John Walker grave (29th May 1781 to 1st May 1859)

 

For many centuries people struggled to light fires for cooking, heating and lighting. Transformation arrived with the friction match and here I am above the bones of the man who invented them. The church and cemetery in Norton are picturesque though this is slightly ruined by the ubiquitous and passing traffic.

 

John was born locally and left school to be an apprentice to a surgeon. He found he an aversion to the sight of blood and left. He turned to chemistry and went to Durham and York to study. He was 38 by the time he owned a chemist shop on the local high street. In the rear was a workshop where he carried out experiments in creating fire safely. He was 45 when a break-through came from a combustible paste he had made for use in guns. It flared up but did not explode. One day at home he scrapped his mixing stick on the hearth and it "spluttered and caught fire". This paste could be put on the end of thin wood which would carry the flame. The match was born.

 

A year later he was selling "friction lights" or matches to the public. There was 100 in a tin and a strip of sandpaper to ignite them. They became so popular he started selling them in bulk to the Stockton to Darlington Railway.
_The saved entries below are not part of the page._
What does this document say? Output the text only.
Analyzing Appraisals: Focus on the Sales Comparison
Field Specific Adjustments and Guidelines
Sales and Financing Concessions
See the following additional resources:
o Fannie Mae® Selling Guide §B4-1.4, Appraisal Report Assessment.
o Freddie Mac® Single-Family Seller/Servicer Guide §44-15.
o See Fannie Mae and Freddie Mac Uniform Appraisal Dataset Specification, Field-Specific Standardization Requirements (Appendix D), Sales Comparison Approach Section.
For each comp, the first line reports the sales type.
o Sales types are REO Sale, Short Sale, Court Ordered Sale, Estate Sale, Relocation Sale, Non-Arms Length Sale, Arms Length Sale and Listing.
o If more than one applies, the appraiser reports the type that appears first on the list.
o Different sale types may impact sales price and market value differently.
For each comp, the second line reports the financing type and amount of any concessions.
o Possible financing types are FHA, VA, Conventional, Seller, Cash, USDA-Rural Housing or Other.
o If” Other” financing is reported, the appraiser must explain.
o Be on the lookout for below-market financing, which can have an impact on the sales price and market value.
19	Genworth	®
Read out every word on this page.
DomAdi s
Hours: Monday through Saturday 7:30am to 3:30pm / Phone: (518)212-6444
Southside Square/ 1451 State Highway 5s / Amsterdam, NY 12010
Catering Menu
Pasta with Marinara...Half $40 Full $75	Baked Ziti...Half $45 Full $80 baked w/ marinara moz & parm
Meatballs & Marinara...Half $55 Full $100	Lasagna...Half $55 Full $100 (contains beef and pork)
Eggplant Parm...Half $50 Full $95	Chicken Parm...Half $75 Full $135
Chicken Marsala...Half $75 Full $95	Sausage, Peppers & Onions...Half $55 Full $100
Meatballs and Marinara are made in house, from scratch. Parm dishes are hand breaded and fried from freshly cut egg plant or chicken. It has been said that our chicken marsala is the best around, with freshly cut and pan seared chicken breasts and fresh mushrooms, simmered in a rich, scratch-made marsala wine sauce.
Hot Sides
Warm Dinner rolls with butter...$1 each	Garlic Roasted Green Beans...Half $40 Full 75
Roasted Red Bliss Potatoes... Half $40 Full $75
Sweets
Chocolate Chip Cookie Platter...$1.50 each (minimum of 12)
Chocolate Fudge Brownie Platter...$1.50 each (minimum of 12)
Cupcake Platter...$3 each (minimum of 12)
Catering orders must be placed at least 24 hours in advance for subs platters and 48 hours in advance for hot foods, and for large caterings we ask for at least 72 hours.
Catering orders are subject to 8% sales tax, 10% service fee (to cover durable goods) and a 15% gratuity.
His fame spread across the country but John did not patent his invention as he thought it would benefit mankind. Human nature isn’t so pretty though and other inventors put patents on their brands of matches and made fortunes. Rival matches called "Lucifers" took hold of the market and John’s business stopped production when he was about fifty years old.

 

He’d done well though and continued to trade as a chemist. He bought a house in the most desirable part of the town. He sold the business aged 77 and retired but died a year later.

 

I found his grave after a busy day of grave-hunting in the north east (last one before driving home.) The headstone is busy with names and this one was put here in 1972 (the original one is in a local museum.) It must be gratifying to invent something so integral to human civilization. We’ve always needed food, shelter and the availability of fire. This chap was a seminal contributor. Good stuff. I did a salute and left.